The Bigger Shift and Its Risks

The deeper story is a shift in who sits between an owner and a renter. For two decades that intermediary was the listing portal; the Zillow Gemini integration hints at a future where an AI assistant sits one layer above even the portal, mediating the first moment of search. That is convenient for renters and, for now, additive for Zillow, which supplies the listings and keeps the booking. But it concentrates the top of the funnel in a small number of AI platforms.

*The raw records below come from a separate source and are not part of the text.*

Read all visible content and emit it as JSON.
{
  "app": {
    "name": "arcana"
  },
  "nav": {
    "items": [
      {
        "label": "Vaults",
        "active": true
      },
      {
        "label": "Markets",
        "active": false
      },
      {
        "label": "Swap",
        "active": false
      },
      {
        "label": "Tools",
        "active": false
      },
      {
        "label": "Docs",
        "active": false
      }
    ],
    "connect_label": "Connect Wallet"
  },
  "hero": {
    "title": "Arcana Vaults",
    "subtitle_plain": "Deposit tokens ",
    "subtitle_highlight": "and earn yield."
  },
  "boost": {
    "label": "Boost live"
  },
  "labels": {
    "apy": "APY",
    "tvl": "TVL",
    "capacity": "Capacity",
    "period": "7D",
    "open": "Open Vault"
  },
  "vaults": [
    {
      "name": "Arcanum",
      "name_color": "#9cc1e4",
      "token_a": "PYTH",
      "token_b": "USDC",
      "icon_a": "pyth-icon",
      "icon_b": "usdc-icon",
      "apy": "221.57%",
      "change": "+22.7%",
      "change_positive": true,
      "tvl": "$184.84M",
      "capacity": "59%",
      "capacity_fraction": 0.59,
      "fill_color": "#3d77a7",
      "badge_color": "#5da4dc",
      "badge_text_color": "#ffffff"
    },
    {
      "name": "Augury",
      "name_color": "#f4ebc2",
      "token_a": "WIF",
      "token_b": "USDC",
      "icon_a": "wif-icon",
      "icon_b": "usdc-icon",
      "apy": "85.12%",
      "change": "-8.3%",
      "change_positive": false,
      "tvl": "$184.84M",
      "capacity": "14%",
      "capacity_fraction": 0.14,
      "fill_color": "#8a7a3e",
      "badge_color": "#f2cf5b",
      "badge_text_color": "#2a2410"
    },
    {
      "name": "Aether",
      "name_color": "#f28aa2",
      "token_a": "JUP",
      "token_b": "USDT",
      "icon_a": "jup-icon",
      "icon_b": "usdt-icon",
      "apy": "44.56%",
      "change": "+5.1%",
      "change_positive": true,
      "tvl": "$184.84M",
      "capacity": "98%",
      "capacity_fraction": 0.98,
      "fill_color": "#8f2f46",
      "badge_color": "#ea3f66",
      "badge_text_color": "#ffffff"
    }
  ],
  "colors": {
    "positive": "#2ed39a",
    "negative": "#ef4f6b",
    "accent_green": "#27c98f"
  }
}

Owners should watch two risks as this evolves. First, dependence: if renters increasingly start in an assistant, the terms and economics of appearing there become strategically important, much as portal advertising costs did. Second, disintermediation over time: the party that owns the assistant owns the renter's attention, and how value and data are shared between assistant, portal, and owner is unsettled. None of this is cause for alarm today, but it is a trend to underwrite deliberately rather than ignore. Research from firms like JLL on proptech adoption is worth tracking as AI-mediated search matures, and investors who want a deliberate playbook for adapting to it can connect with The AI Consulting Network.

Frequently Asked Questions

Q: What is the Zillow Google Gemini partnership?

A: It makes Zillow Rentals a connected app inside Google's Gemini AI assistant. Renters can describe what they want, see Zillow rental listings, and book an apartment tour directly within Gemini, without switching to a separate website. It was announced around July 2, 2026 as part of Google's broader connected-apps and agent-mode push.

Q: How does AI rental search affect multifamily owners?

A: It raises the importance of clean, complete, real-time listing data. When an AI assistant chooses which units to show and can book tours, accurate rent, availability, amenities, and tour scheduling determine whether a unit gets surfaced. Owners should tighten the data flow from their property management system to listing platforms.

Q: Is AI search a threat to real estate listing portals?

A: For now it is additive: Zillow supplies the listings and keeps the booking while gaining reach inside Gemini. Longer term, if renters start their search in AI assistants, the assistant layer could sit above portals and reshape who owns the renter relationship. It is a trend for owners and portals to watch closely rather than a present threat.